Obviously we should still encourage them to eat as many healthy foods as possible, but we can be reassured that eventually their tastes do mature on their own and they won’t spend their whole lives in pizza parlors and burger joints.

Mood swings

Your kid is going to have mood swings. Even though it can be shocking, it’s totally natural and not necessarily a sign that your child is troubled.

Dr. Daniel Siegel, author of Brainstorm, explained in an interview on NPR that adolescents’ brains are growing and changing in ways that equip them for adulthood. Lashing out or back-talking their parents, while wholly unacceptable behavior, does not mean that they hate you or have an intent to disrespect you. They’re just pushing back against the status quo, which is natural for them.
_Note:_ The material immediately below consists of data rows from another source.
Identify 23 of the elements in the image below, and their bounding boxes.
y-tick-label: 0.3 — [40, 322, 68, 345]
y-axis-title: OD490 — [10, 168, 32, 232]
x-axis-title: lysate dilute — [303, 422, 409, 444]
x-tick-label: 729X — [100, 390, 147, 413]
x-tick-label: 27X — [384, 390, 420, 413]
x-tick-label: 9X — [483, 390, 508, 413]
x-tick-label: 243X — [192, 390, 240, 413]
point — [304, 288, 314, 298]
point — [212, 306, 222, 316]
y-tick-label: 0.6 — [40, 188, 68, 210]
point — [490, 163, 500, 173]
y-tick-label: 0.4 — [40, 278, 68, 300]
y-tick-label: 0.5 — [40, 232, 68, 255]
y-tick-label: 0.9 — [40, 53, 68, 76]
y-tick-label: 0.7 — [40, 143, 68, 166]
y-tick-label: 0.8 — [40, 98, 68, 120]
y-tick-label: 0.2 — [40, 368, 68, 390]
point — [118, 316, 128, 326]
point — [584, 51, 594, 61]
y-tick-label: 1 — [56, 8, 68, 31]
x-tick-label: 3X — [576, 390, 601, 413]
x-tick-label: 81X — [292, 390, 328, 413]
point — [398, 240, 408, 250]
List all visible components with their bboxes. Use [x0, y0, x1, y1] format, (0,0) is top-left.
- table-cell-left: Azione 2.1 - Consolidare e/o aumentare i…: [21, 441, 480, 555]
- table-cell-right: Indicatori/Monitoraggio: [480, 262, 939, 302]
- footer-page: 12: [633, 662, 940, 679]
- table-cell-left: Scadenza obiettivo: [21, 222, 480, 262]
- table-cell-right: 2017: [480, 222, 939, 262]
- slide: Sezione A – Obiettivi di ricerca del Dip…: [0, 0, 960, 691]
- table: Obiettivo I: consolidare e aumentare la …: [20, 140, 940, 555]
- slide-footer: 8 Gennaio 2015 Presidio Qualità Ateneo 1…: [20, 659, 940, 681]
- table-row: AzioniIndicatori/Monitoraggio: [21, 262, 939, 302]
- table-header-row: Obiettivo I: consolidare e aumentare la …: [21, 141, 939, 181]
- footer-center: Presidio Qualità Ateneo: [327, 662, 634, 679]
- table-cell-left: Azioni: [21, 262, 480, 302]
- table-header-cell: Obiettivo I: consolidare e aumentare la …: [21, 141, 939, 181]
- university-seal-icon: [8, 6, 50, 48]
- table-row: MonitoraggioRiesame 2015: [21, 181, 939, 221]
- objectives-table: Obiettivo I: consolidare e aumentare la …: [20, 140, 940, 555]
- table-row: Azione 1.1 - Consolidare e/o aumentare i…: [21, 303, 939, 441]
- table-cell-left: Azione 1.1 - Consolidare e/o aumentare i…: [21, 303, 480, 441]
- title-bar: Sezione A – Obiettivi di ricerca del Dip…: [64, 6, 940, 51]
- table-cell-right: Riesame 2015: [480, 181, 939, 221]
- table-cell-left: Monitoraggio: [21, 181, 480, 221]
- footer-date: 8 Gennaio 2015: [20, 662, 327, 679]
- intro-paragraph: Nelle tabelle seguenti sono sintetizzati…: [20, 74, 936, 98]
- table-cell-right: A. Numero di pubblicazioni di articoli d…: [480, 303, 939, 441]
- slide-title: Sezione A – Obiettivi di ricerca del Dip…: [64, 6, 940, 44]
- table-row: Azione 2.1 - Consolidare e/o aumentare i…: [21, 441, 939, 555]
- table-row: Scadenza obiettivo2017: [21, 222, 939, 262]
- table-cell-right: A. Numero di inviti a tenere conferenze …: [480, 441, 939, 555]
Siegel recommends approaching the back-talk with calmness and not being reactive. “[Being reactive] takes the emotion of independence and hugely expands it in a way that doesn’t need to happen. … And it becomes a fight rather than a conversation.”

Keeping their rooms clean

One of the biggest battles with teens is over the increasing messiness of their rooms, where they spend more time as they get older. Kids see their rooms as the only space that’s truly theirs, while we see it as an extension of our homes. But in this case, giving your teen their victory can lead to peace in your house and a healthy sense of independence for them.

Rosalind Wiseman agrees. “Unless they’re leaving food or dirty plates in there — give it a rest. Just have them pick up all their stuff once every couple of weeks so they can find that missing book/homework, [or] favorite socks they’ve lost.”


While it’s comforting to know that we can ease off a few of our worries, there are two things you should pay attention to …

Sex and consent

This is a big time of experimentation, and it’s up to you to give your adolescents the information they need in order to grow into responsible, respectful people. Talk to them about sexting, porn, and consent and let them know you’re around to talk — about anything.

Mental health

My friend Jim Higley, dad of three awesome grown kids, advised me that mental health issues are real at this age, saying, “Don’t for a second think that you can solve them with sugarcoated solutions. If your child has any signs of needing help with their mental health, you, as their parent, owe it to them to make sure they have the resources of everything you can provide them.”

Middle school is such a short time in life, try to enjoy it the best you can by loving and supporting your growing kid. The benefits are well worth the struggles!